At an interracial or black wedding, the couple wouldn’t want a photographer who despises them. Photography is an art and it will show in the finished product with lousy photographs. A Jewish or interfaith couple wouldn’t want a photographer spewing anti-Semitic rants at the guests or one who didn’t understand and embrace the customs.
A Jewish couple wants a great photograph of breaking the glass and needs the photographer to know that when everyone dances around the couple and parents hoisted on chairs, it is a big deal. The photographer needs to know how to get the memorable shots.
Same thing at a same-sex wedding. In states that have marriage equality, photographers have learned that shooting a same-sex wedding is its own art form. One groom won’t be coyly posed on the other groom’s lap. Nor will one throw the bouquet. There may not be bridesmaids wearing gowns designed to make an ugly bride look better, but there may be a whole bevy of groomslesbians. Two women may both be wearing dresses. One or both may be in tuxedos. Its just formal wear. No need to freak out.
For a photographer looking to avoid weddings between same-sex couples, there are easy and polite ways to avoid them. It’ll take some work and something called courtesy. These suggestions won’t work for someone looking to start screaming, “I’m Christian and I’m being discriminated against because you’re getting married. It’s the same thing as the Holocaust.”
Here’s how to do what you’re comfortable doing in a way that insults no one and avoids charges of discrimination.
“I have no experience doing same-sex weddings,” a photographer might say, honestly.
“Thanks for letting us know,” the gay or lesbian couple should respond and look for someone who does have experience or is eager to gain that experience. The couple will be happier with the results. The unwilling photographer will lose out on a big, new market.
Or the photographer might say, “Oooo, June 14 you say? I’m sorry, I’m booked for every weekend in June next year.”
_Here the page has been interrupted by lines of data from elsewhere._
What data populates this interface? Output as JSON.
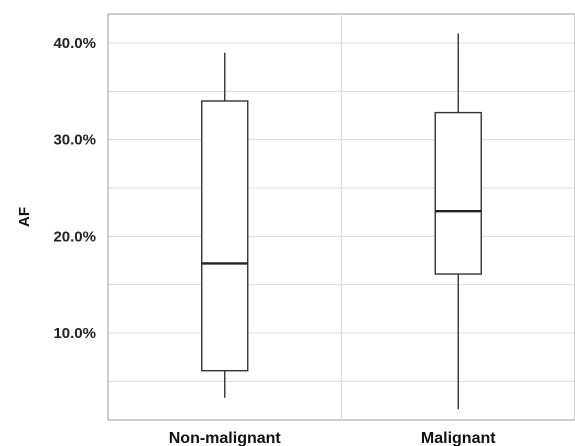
{
  "chart_data": {
    "type": "box",
    "categories": [
      "Non-malignant",
      "Malignant"
    ],
    "series": [
      {
        "boxes": [
          {
            "whisker_low": 3.3,
            "q1": 6.1,
            "median": 17.2,
            "q3": 34.0,
            "whisker_high": 39.0
          },
          {
            "whisker_low": 2.1,
            "q1": 16.1,
            "median": 22.6,
            "q3": 32.8,
            "whisker_high": 41.0
          }
        ]
      }
    ],
    "ylabel": "AF",
    "xlabel": "",
    "ylim": [
      1.0,
      43.0
    ],
    "yticks": [
      10,
      20,
      30,
      40
    ],
    "ytick_labels": [
      "10.0%",
      "20.0%",
      "30.0%",
      "40.0%"
    ],
    "grid": true,
    "legend": "none",
    "colors": {
      "box_fill": "#ffffff",
      "line": "#333333",
      "grid": "#dcdcdc",
      "frame": "#9a9a9a"
    }
  }
}
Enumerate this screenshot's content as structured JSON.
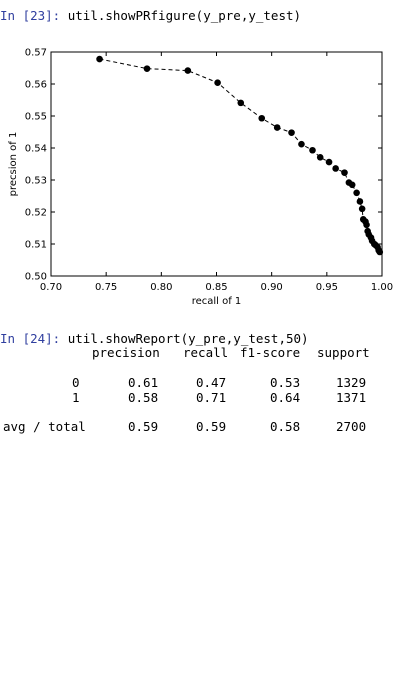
{
  "cells": [
    {
      "prompt": "In [23]:",
      "code": " util.showPRfigure(y_pre,y_test)"
    },
    {
      "prompt": "In [24]:",
      "code": " util.showReport(y_pre,y_test,50)"
    }
  ],
  "chart_data": {
    "type": "line",
    "xlabel": "recall of 1",
    "ylabel": "precsion of 1",
    "xlim": [
      0.7,
      1.0
    ],
    "ylim": [
      0.5,
      0.57
    ],
    "xticks": [
      "0.70",
      "0.75",
      "0.80",
      "0.85",
      "0.90",
      "0.95",
      "1.00"
    ],
    "yticks": [
      "0.50",
      "0.51",
      "0.52",
      "0.53",
      "0.54",
      "0.55",
      "0.56",
      "0.57"
    ],
    "line_style": "dashed",
    "marker": "circle",
    "color": "#000000",
    "x": [
      0.744,
      0.787,
      0.824,
      0.851,
      0.872,
      0.891,
      0.905,
      0.918,
      0.927,
      0.937,
      0.944,
      0.952,
      0.958,
      0.966,
      0.97,
      0.973,
      0.977,
      0.98,
      0.982,
      0.983,
      0.985,
      0.986,
      0.987,
      0.988,
      0.99,
      0.991,
      0.993,
      0.994,
      0.996,
      0.997,
      0.998
    ],
    "y": [
      0.5678,
      0.5648,
      0.5642,
      0.5604,
      0.5541,
      0.5493,
      0.5464,
      0.5448,
      0.5412,
      0.5393,
      0.5371,
      0.5356,
      0.5336,
      0.5323,
      0.5292,
      0.5285,
      0.526,
      0.5233,
      0.521,
      0.5177,
      0.517,
      0.516,
      0.514,
      0.513,
      0.512,
      0.511,
      0.51,
      0.5097,
      0.509,
      0.508,
      0.5075
    ]
  },
  "report": {
    "headers": [
      "precision",
      "recall",
      "f1-score",
      "support"
    ],
    "rows": [
      {
        "label": "0",
        "precision": "0.61",
        "recall": "0.47",
        "f1": "0.53",
        "support": "1329"
      },
      {
        "label": "1",
        "precision": "0.58",
        "recall": "0.71",
        "f1": "0.64",
        "support": "1371"
      }
    ],
    "total": {
      "label": "avg / total",
      "precision": "0.59",
      "recall": "0.59",
      "f1": "0.58",
      "support": "2700"
    }
  }
}
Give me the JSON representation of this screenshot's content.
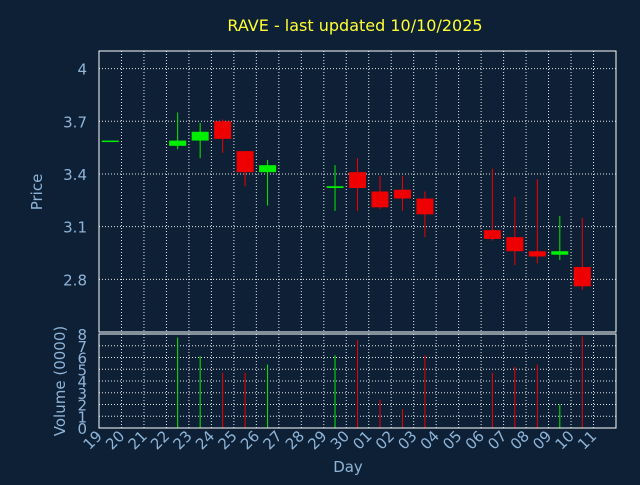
{
  "chart_data": {
    "type": "candlestick",
    "title": "RAVE - last updated 10/10/2025",
    "price_panel": {
      "ylabel": "Price",
      "ylim": [
        2.5,
        4.1
      ],
      "yticks": [
        2.8,
        3.1,
        3.4,
        3.7,
        4
      ],
      "ytick_labels": [
        "2.8",
        "3.1",
        "3.4",
        "3.7",
        "4"
      ]
    },
    "volume_panel": {
      "ylabel": "Volume (0000)",
      "ylim": [
        0,
        8
      ],
      "yticks": [
        0,
        1,
        2,
        3,
        4,
        5,
        6,
        7,
        8
      ],
      "ytick_labels": [
        "0",
        "1",
        "2",
        "3",
        "4",
        "5",
        "6",
        "7",
        "8"
      ]
    },
    "xlabel": "Day",
    "x_ticks": [
      "19",
      "20",
      "21",
      "22",
      "23",
      "24",
      "25",
      "26",
      "27",
      "28",
      "29",
      "30",
      "01",
      "02",
      "03",
      "04",
      "05",
      "06",
      "07",
      "08",
      "09",
      "10",
      "11"
    ],
    "grid": true,
    "colors": {
      "up": "#00ee00",
      "down": "#ee0000",
      "grid": "#ffffff",
      "text": "#8eb4d8",
      "title": "#ffff33",
      "background": "#0e2035"
    },
    "candles": [
      {
        "day": "19",
        "open": 3.59,
        "high": 3.59,
        "low": 3.59,
        "close": 3.59,
        "volume": 0
      },
      {
        "day": "22",
        "open": 3.56,
        "high": 3.75,
        "low": 3.54,
        "close": 3.59,
        "volume": 7.7
      },
      {
        "day": "23",
        "open": 3.59,
        "high": 3.69,
        "low": 3.49,
        "close": 3.64,
        "volume": 6.1
      },
      {
        "day": "24",
        "open": 3.7,
        "high": 3.71,
        "low": 3.52,
        "close": 3.6,
        "volume": 4.7
      },
      {
        "day": "25",
        "open": 3.53,
        "high": 3.53,
        "low": 3.33,
        "close": 3.41,
        "volume": 4.7
      },
      {
        "day": "26",
        "open": 3.41,
        "high": 3.48,
        "low": 3.22,
        "close": 3.45,
        "volume": 5.4
      },
      {
        "day": "29",
        "open": 3.32,
        "high": 3.45,
        "low": 3.19,
        "close": 3.33,
        "volume": 6.2
      },
      {
        "day": "30",
        "open": 3.41,
        "high": 3.49,
        "low": 3.19,
        "close": 3.32,
        "volume": 7.5
      },
      {
        "day": "01",
        "open": 3.3,
        "high": 3.39,
        "low": 3.2,
        "close": 3.21,
        "volume": 2.4
      },
      {
        "day": "02",
        "open": 3.31,
        "high": 3.39,
        "low": 3.19,
        "close": 3.26,
        "volume": 1.6
      },
      {
        "day": "03",
        "open": 3.26,
        "high": 3.3,
        "low": 3.04,
        "close": 3.17,
        "volume": 6.2
      },
      {
        "day": "06",
        "open": 3.08,
        "high": 3.43,
        "low": 3.02,
        "close": 3.03,
        "volume": 4.7
      },
      {
        "day": "07",
        "open": 3.04,
        "high": 3.27,
        "low": 2.88,
        "close": 2.96,
        "volume": 5.2
      },
      {
        "day": "08",
        "open": 2.96,
        "high": 3.37,
        "low": 2.89,
        "close": 2.93,
        "volume": 5.4
      },
      {
        "day": "09",
        "open": 2.94,
        "high": 3.16,
        "low": 2.91,
        "close": 2.96,
        "volume": 2.0
      },
      {
        "day": "10",
        "open": 2.87,
        "high": 3.15,
        "low": 2.74,
        "close": 2.76,
        "volume": 7.8
      }
    ]
  }
}
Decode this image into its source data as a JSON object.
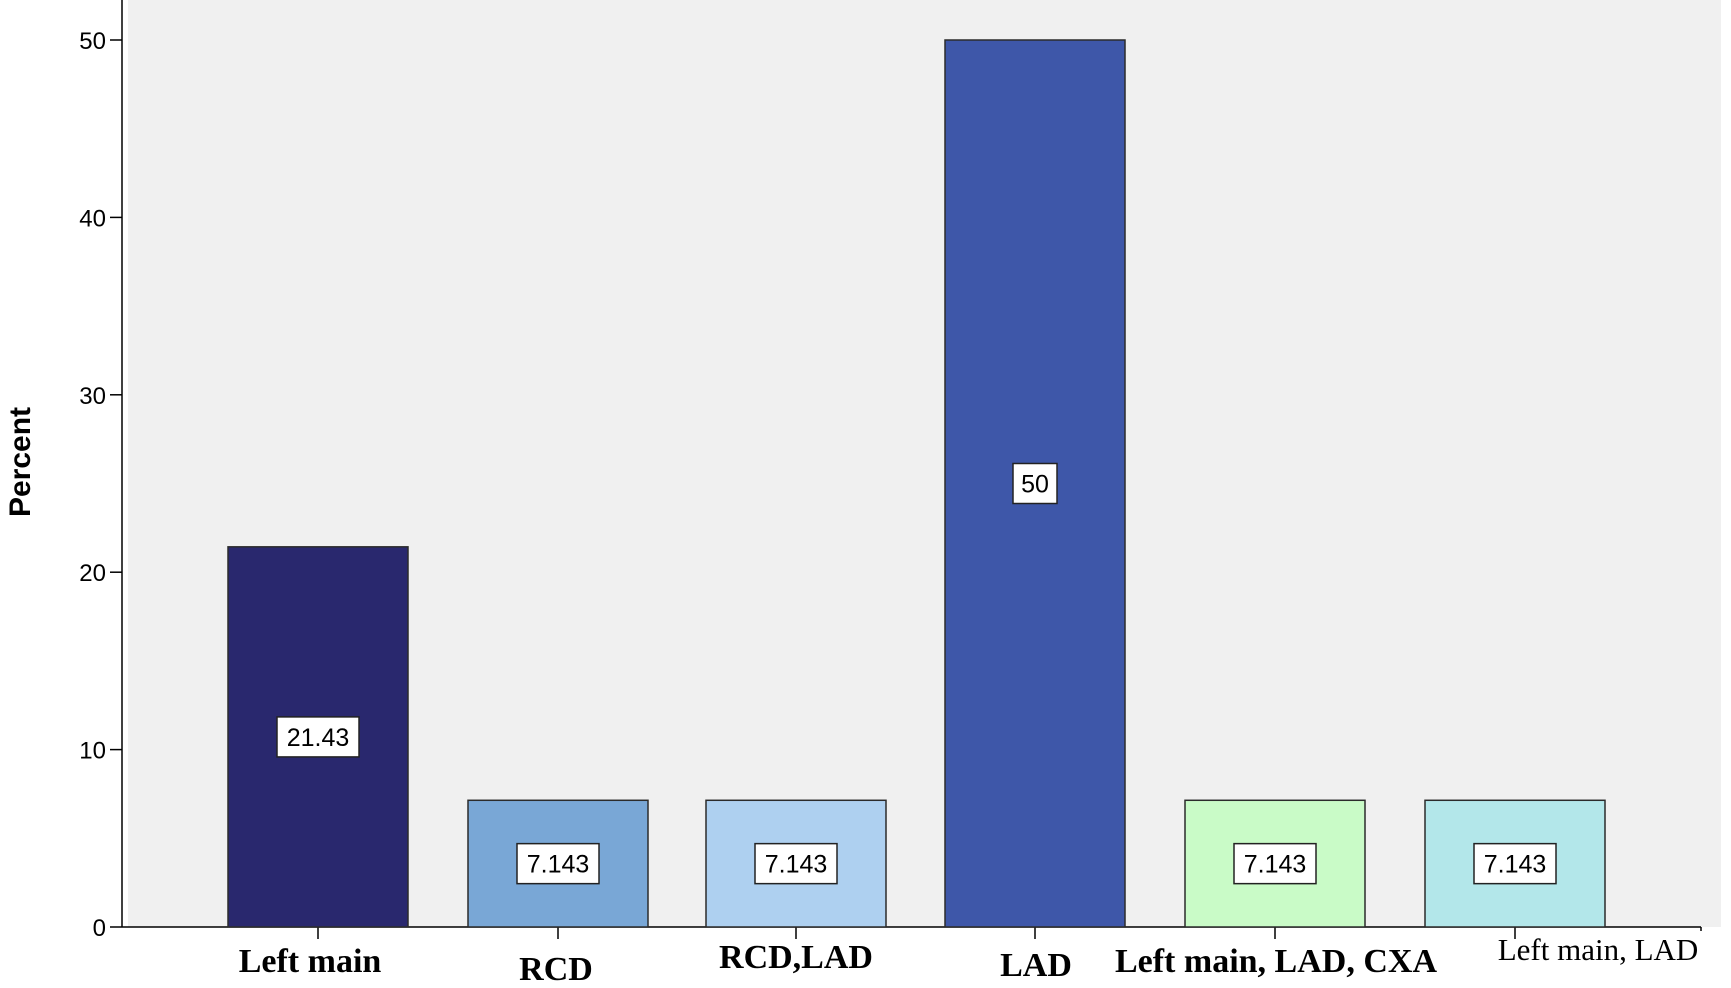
{
  "chart_data": {
    "type": "bar",
    "title": "",
    "xlabel": "",
    "ylabel": "Percent",
    "ylim": [
      0,
      52
    ],
    "yticks": [
      0,
      10,
      20,
      30,
      40,
      50
    ],
    "grid": false,
    "legend": "none",
    "categories": [
      "Left main",
      "RCD",
      "RCD,LAD",
      "LAD",
      "Left main, LAD, CXA",
      "Left main, LAD"
    ],
    "values": [
      21.43,
      7.143,
      7.143,
      50,
      7.143,
      7.143
    ],
    "data_labels": [
      "21.43",
      "7.143",
      "7.143",
      "50",
      "7.143",
      "7.143"
    ],
    "colors": [
      "#29286e",
      "#79a7d6",
      "#aed0f0",
      "#3e57a9",
      "#c9fbc7",
      "#b3e7ea"
    ],
    "plot_background": "#f0f0f0"
  }
}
That photographer was polite and avoided covering something that will be uncomfortable for him or her. The gay or lesbian couple finds someone who wants the business. Everyone’s happy. No one is charging discrimination. No one’s religious convictions are violated.
Do these versions of politeness cover up bigotry? I’m not sure they really do, because I don’t think any homophobic baker, florist or photographer will be able to use them. They’re so blinded by the idea that somehow my civil wedding, which will allow me to file joint taxes with Brian, add him to health insurance policy entirely at my cost if we decide to do so and about 1,000 other special rights heterosexual couples have always enjoyed, interferes with their Christianity demeans and degrades their own religion.
It can’t be on religious grounds that they actually object, unless they’re saying they object to Jewish religious practice. Nothing changes in Judaism. Our rabbis continue performing weddings for same-sex couples, and Israel continues to recognize our marriages.
As one last desperate measure, I have another way to avoid lawsuits and embarrassment for those good Christian bakers, florists and photographers.
If any and all homophobic wedding-related businesses — and that includes venues, restaurants and homophobic Indiana-style pizzerias — will leave their company information here, we’ll make sure a list of those wedding-service providers in the Dallas area who do not want to participate in our joyous occasions is widely distributed. As a caution, some straight people may not want to deal with you either, but why would you want anything to do with those heathens either?